Mechanisms of Evolution in High-Consequence Drug Resistance Plasmids.

作者信息

He Susu, Chandler Michael, Varani Alessandro M, Hickman Alison B, Dekker John P, Dyda Fred

机构信息

Laboratory of Molecular Biology, National Institute of Diabetes and Digestive and Kidney Diseases, National Institutes of Health, Bethesda, Maryland, USA.
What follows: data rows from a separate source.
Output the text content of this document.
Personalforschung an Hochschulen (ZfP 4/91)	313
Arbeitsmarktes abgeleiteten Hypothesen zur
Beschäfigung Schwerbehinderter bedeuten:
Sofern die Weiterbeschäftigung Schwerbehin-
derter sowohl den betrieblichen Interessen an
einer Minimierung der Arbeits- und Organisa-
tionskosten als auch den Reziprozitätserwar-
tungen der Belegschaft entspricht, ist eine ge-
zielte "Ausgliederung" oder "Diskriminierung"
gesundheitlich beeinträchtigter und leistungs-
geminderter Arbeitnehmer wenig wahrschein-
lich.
Laboratoire de Microbiologie et Génétique Moléculaires, Centre National de la Recherche Scientifique, Toulouse, France.

出版信息

mBio. 2016 Dec 6;7(6):e01987-16. doi: 10.1128/mBio.01987-16.

Abstract

UNLABELLED

The dissemination of resistance among bacteria has been facilitated by the fact that resistance genes are usually located on a diverse and evolving set of transmissible plasmids. However, the mechanisms generating diversity and enabling adaptation within highly successful resistance plasmids have remained obscure, despite their profound clinical significance. To understand these mechanisms, we have performed a detailed analysis of the mobilome (the entire mobile genetic element content) of a set of previously sequenced carbapenemase-producing Enterobacteriaceae (CPE) from the National Institutes of Health Clinical Center. This analysis revealed that plasmid reorganizations occurring in the natural context of colonization of human hosts were overwhelmingly driven by genetic rearrangements carried out by replicative transposons working in concert with the process of homologous recombination. A more complete understanding of the molecular mechanisms and evolutionary forces driving rearrangements in resistance plasmids may lead to fundamentally new strategies to address the problem of antibiotic resistance.

IMPORTANCE

The spread of antibiotic resistance among Gram-negative bacteria is a serious public health threat, as it can critically limit the types of drugs that can be used to treat infected patients. In particular, carbapenem-resistant members of the Enterobacteriaceae family are responsible for a significant and growing burden of morbidity and mortality. Here, we report on the mechanisms underlying the evolution of several plasmids carried by previously sequenced clinical Enterobacteriaceae isolates from the National Institutes of Health Clinical Center (NIH CC). Our ability to track genetic rearrangements that occurred within resistance plasmids was dependent on accurate annotation of the mobile genetic elements within the plasmids, which was greatly aided by access to long-read DNA sequencing data and knowledge of their mechanisms. Mobile genetic elements such as transposons and integrons have been strongly associated with the rapid spread of genes responsible for antibiotic resistance. Understanding the consequences of their actions allowed us to establish unambiguous evolutionary relationships between plasmids in the analysis set.

摘要

未标注

抗性基因通常位于多样且不断进化的可传播质粒上,这促进了细菌间抗性的传播。然而,尽管高度成功的抗性质粒具有深远的临床意义,但其产生多样性并实现适应性的机制仍不清楚。为了理解这些机制,我们对美国国立卫生研究院临床中心一组先前测序的产碳青霉烯酶肠杆菌科细菌(CPE)的移动基因组(即整个可移动遗传元件内容)进行了详细分析。该分析表明,在人类宿主定殖的自然环境中发生的质粒重组,绝大多数是由复制型转座子与同源重组过程协同进行的基因重排驱动的。更全面地了解驱动抗性质粒重排的分子机制和进化力量,可能会带来解决抗生素抗性问题的全新策略。

重要性

革兰氏阴性菌中抗生素抗性的传播是严重的公共卫生威胁,因为它会严重限制可用于治疗感染患者的药物种类。特别是,肠杆菌科中耐碳青霉烯类的成员导致了发病率和死亡率的显著且不断增加的负担。在此,我们报告了美国国立卫生研究院临床中心(NIH CC)先前测序的临床肠杆菌科分离株所携带的几种质粒进化的潜在机制。我们追踪抗性质粒内发生的基因重排的能力,依赖于对质粒内可移动遗传元件的准确注释,而获得长读长DNA测序数据及其机制知识对此有很大帮助。转座子和整合子等可移动遗传元件与负责抗生素抗性的基因的快速传播密切相关。了解它们作用的后果使我们能够在分析集中的质粒之间建立明确的进化关系。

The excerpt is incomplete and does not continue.